İmam Ebu Hanife -Şafii gibi büyük fıkhi tecrübeyi yok sayın. Dört halifenin uygulamalarını yok sayın, dünyaya yayılan ve Hz. Peygamber'le yetişmiş sahabeyi yok sayın. Yazılan yüzlerce tefsiri yok sayın. Hz. Peygamber'den gelen her sözü her uygulamayı yok sayın. Çünkü sizin bağlı olduğunuz bu temeller hurafe ve bid'atla doludur.
Peki neyi var sayacağız? Bunun da cevabı hazır. Aklınızı Kitap ve Peygamber yerine koyun, kendi aklınıza ve algınıza göre bir din edinin. Kur'an hakkında yeni bir ajanda oluşturun. Dilediğiniz kelimeyi, ayeti, dilediğiniz yeni anlamlarla anlamlandırın.

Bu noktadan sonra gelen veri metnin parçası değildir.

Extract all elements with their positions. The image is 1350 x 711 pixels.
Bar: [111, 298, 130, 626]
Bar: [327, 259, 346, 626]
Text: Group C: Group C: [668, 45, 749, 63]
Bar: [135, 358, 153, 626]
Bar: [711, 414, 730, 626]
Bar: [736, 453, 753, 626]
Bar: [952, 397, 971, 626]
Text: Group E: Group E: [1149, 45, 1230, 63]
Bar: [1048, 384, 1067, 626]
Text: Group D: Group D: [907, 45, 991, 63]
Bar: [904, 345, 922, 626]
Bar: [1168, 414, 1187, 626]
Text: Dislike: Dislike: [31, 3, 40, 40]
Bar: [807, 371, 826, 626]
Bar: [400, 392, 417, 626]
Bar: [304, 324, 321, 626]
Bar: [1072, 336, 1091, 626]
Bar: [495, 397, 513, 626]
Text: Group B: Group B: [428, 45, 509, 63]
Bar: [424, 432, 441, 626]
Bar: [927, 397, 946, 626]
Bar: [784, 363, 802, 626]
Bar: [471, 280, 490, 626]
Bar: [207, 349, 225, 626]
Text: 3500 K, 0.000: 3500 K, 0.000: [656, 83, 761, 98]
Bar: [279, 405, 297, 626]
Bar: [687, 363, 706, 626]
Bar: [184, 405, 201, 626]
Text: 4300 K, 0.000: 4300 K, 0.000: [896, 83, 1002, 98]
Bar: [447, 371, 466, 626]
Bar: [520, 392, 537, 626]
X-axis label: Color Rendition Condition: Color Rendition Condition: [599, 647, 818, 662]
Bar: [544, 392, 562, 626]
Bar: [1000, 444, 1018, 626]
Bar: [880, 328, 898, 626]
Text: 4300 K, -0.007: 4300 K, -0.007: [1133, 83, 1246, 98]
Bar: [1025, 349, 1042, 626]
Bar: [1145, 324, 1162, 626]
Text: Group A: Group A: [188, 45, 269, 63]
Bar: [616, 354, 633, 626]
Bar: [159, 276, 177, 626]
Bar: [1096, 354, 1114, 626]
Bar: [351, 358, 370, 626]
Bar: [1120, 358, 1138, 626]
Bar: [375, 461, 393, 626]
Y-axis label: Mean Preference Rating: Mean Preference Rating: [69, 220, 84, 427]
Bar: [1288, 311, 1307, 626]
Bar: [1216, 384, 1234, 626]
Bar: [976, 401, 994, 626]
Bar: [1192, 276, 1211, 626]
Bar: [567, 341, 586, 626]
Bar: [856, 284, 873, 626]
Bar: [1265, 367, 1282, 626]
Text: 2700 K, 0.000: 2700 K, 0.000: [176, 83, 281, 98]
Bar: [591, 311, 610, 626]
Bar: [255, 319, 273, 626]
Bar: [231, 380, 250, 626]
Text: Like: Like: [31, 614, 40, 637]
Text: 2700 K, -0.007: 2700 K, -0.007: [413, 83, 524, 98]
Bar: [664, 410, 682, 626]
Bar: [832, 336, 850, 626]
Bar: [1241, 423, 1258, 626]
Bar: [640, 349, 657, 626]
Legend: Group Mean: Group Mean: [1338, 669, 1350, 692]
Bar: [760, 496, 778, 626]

Aslında onların net olarak diyemediği, bizi Hz. Peygamber'in yerine koyacaksınız sözüdür. İşte yerli oryantalistlerin, bizleri davet ettikleri anlayış özetle bu.
Bence manzaraya baktığınızda; Hurafeci, batıla bulaşmış ve Kur'an'ın ruhunu bozan bu anlayışı tanımışsınızdır.
Soru neydi? Gerçek din hangisi? Soru bu.
Sizce Allah'tan gelen vahyi -Kur'an-ı Kerim- ve Kur'an'ı izah eden, Hz. Peygamber'in (s.a.v.) sünneti ve binlerce yıllık büyük tecrübelerin tümünü esas alan anlayış mı gerçek dindir. Yoksa, Kur'an-ı Kerim'i doğru anlamamızı oluşturacak bütün kaynakları yok sayan, kendi fikir ve yorumlarını Hz. Peygamber'in (s.a.v.) ve sahabesinin yerine koyan ve böylece Yüce kitabı heva ve hevesine göre tahrif ve tahrip ederek takdim eden hurafecilerin anlayışı mı gerçek dindir.
Kendi görüşüyle Kur'an tefsiri
Hz. Peygamber'in (s.a.v.) Kur'an'ı kendi görüşüyle (ilimsiz) yorumlayan cehennemdeki yerine hazırlansın (Beyhaki) ve Kur'an'ı (Hz.
Peygamber'e veya hadise dayandırmadan) kendi görüşüyle tefsir eden isabet etse de (yöntem itibariyle) hata etmiştir. (Ebu Davud, Tirmizi, Nesai) ifadeleri...
Hakkında ilmin olmadığı şeyin peşine düşme (İsra, 36) ayetine işarettir denilmektedir. Çünkü bu görev, yani Kur'an-ı Kerim'i tefsir etme yetkisi; sana zikri indirdik ki, insanlara ne indiğini açıklayasın (Nahl, 44) ayetiyle Hz. Peygamber'e verilmiştir. Hz. Peygamber'in açıklamalarıyla bu konuda kalem oynatanlar elbette ki bu uyarının dışındadır. Siz hurafeci ve batıl ehlini tanımışsınızdır artık. O bir projedir. Bir kurgudur. Ve yüzyıllara dayanan bir oyundur. Sureti hakikatten görünerek, Kur'an'a bağlılığı iddia ederek Kur'an'ın gerçek yorumuna ulaşacak yolları tıkamaktır. Allah İslam âlemini bu sakim, sakil ve hasta anlayıştan korusun.